The UPA government’s reform agenda has got another boost with the Lok Sabha passing the Banking Laws (Amendment) Bill on Tuesday, though after conceding some ground to the opposition.

Along with the proposed legislations on pension and insurance, it was among five important measures the government wanted to push through Parliament during the current session. The banking bill has a long history and has been debated in public and studied by parliamentary committees threadbare. The bill had been put off by the first UPA government due to strong opposition from the Left parties, and the government was finally able to see it through the House with the support of the BJP and the Samajwadi Party.

The  bill seeks to ostensibly increase banking regulation, facilitate the issue of new banking licences and encourage the infusion of more capital into the sector.

The government was keen on the issue of more licences for many reasons, but the RBI has insisted that enabling legislation which gives it more regulatory powers be put in place first.

The RBI now even has the power to supersede the boards of banking companies, if necessary.
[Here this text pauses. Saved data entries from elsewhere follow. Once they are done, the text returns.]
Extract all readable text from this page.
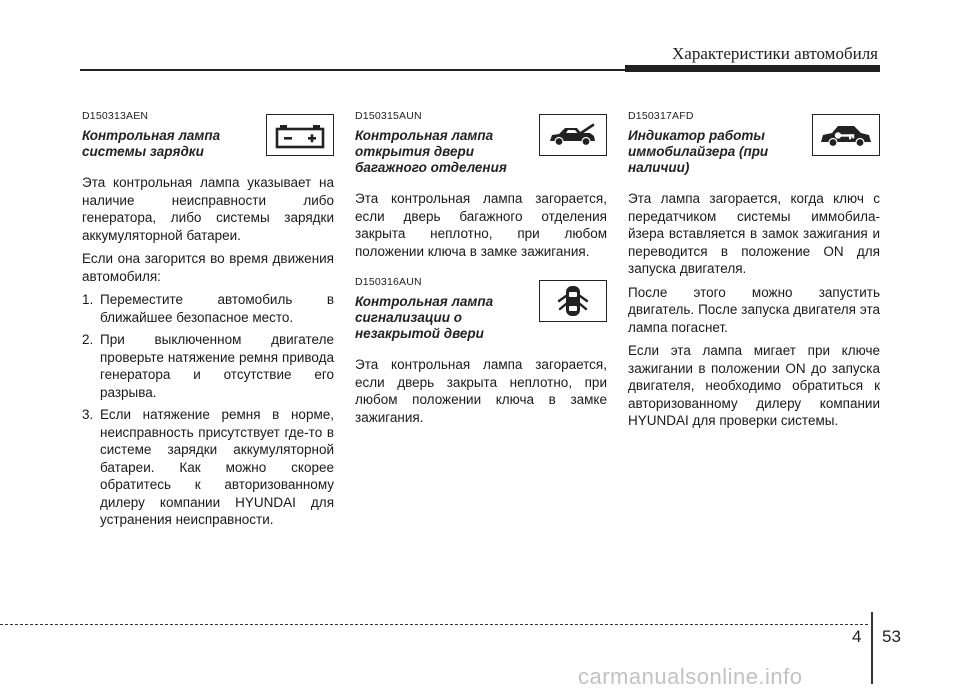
Характеристики автомобиля
D150313AEN
Контрольная лампа системы зарядки

Эта контрольная лампа указывает на наличие неисправности либо генератора, либо системы зарядки аккумуляторной батареи.

Если она загорится во время движения автомобиля:

1. Переместите автомобиль в ближайшее безопасное место.
2. При выключенном двигателе проверьте натяжение ремня привода генератора и отсутствие его разрыва.
3. Если натяжение ремня в норме, неисправность присутствует где-то в системе зарядки аккумуляторной батареи. Как можно скорее обратитесь к авторизованному дилеру компании HYUNDAI для устранения неисправности.
D150315AUN
Контрольная лампа открытия двери багажного отделения

Эта контрольная лампа загорается, если дверь багажного отделения закрыта неплотно, при любом положении ключа в замке зажигания.

D150316AUN
Контрольная лампа сигнализации о незакрытой двери

Эта контрольная лампа загорается, если дверь закрыта неплотно, при любом положении ключа в замке зажигания.

D150317AFD
Индикатор работы иммобилайзера (при наличии)

Эта лампа загорается, когда ключ с передатчиком системы иммобила-йзера вставляется в замок зажигания и переводится в положение ON для запуска двигателя.

После этого можно запустить двигатель. После запуска двигателя эта лампа погаснет.

Если эта лампа мигает при ключе зажигании в положении ON до запуска двигателя, необходимо обратиться к авторизованному дилеру компании HYUNDAI для проверки системы.

4 53
carmanualsonline.info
An expansion of the private banking sector without adequate supervisory powers for the RBI would lead to undesirable results, especially when big corporate are expected to have a stake in new banking ventures.

Banks need more capital infusion but critics fear that the higher foreign investment that might be made possible now may make the strategic financial sector vulnerable to external interests. But there are enough safeguards and there is no reason to imagine that the RBI will lower its vigil.

The government did well to withdraw two controversial proposals in response to the opposition’s demand. The legislation had originally sought to allow banks to undertake forward trading in goods.

This would not have been healthy banking activity in many situations. Similarly the proposal to exclude the banking sector from the purview of the Competition Commission was also not desirable. The Commission will now rightly have a say on issues related to mergers and acquisitions in the banking sector which have a bearing on competition. The bill may not help much to make banking more inclusive but it can make the sector stronger.